God made a striking declaration to the Israelites at Sinai: "You have seen what I did to Egypt" (Exodus 19:4). The Mekhilta emphasizes that God was not asking the people to accept a secondhand report. He was not speaking from tradition, not reciting from a written document, not sending messengers, and not producing witnesses to testify on His behalf. The Israelites had witnessed the destruction of Egypt with their own eyes.
This distinction matters enormously in rabbinic thought. Testimony based on direct observation carries a weight that hearsay never can. God pointed to the shared experience of an entire nation — not a private revelation to a single prophet, but a public event visible to millions. Every Israelite who stood at Sinai could confirm what had happened in Egypt because they had lived through it.

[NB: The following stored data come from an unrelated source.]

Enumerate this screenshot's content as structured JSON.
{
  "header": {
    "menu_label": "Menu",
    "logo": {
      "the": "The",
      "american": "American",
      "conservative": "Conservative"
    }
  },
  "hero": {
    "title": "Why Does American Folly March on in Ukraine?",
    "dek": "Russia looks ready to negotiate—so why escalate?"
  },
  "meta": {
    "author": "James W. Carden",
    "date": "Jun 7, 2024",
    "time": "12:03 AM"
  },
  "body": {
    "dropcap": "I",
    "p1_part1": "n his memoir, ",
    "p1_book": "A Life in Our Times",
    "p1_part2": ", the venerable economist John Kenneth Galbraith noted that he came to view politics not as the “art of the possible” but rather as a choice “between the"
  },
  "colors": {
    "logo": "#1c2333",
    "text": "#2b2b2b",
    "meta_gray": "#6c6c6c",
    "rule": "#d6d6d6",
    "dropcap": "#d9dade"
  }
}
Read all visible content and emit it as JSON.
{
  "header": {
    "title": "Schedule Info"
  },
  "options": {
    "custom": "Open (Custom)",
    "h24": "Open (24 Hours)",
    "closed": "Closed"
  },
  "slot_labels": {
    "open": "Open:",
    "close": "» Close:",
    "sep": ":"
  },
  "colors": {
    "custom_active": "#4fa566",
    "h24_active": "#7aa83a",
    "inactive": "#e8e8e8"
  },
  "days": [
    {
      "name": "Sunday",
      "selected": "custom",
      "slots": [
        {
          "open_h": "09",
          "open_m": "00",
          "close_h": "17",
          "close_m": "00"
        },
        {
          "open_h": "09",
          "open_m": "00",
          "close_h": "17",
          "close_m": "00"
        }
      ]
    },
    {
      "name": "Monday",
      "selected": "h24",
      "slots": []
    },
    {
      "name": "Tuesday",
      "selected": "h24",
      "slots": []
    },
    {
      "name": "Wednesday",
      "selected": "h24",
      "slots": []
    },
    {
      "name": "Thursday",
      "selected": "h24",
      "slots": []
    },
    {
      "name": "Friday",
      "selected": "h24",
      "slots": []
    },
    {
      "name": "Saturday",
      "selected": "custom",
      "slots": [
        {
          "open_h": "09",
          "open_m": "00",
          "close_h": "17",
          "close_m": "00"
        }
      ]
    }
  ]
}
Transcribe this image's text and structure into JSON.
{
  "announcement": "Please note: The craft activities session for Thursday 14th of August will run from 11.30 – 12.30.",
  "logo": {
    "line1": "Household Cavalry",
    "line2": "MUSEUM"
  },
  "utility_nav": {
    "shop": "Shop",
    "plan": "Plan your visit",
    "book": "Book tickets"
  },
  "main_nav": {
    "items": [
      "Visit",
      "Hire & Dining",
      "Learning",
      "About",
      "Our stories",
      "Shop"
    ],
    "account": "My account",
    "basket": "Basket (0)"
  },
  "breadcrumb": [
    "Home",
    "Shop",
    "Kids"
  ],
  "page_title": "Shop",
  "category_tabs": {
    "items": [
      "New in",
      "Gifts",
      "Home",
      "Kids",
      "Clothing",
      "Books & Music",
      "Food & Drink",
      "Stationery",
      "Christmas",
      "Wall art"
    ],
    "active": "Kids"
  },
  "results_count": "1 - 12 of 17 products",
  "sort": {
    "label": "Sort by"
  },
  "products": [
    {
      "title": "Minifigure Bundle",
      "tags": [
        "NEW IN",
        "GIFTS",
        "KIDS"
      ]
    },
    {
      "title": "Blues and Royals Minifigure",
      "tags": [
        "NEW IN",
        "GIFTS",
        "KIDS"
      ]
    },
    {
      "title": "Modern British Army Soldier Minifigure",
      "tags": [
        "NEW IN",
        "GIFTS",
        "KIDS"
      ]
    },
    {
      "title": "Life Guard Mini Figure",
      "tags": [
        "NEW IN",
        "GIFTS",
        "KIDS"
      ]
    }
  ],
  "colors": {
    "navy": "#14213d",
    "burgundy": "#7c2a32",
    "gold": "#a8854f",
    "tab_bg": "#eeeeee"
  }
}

The Mekhilta then specifies the sins for which Egypt was punished: idolatry, illicit relations, and the spilling of blood. These are the three cardinal transgressions in Jewish law — the offenses so severe that a person must accept death rather than commit them. Egypt had been guilty of all three, yet God had not exacted punishment immediately. The Egyptians had carried on with their crimes for generations.
Why the delay? The Mekhilta's answer is breathtaking in its directness: God punished Egypt only for the sake of Israel. The timing of divine justice was calibrated not to Egypt's guilt but to Israel's need. The plagues were not simply retribution — they were redemption. Every blow that fell on Egypt was simultaneously an act of liberation for the people who would stand at Sinai and receive the Torah.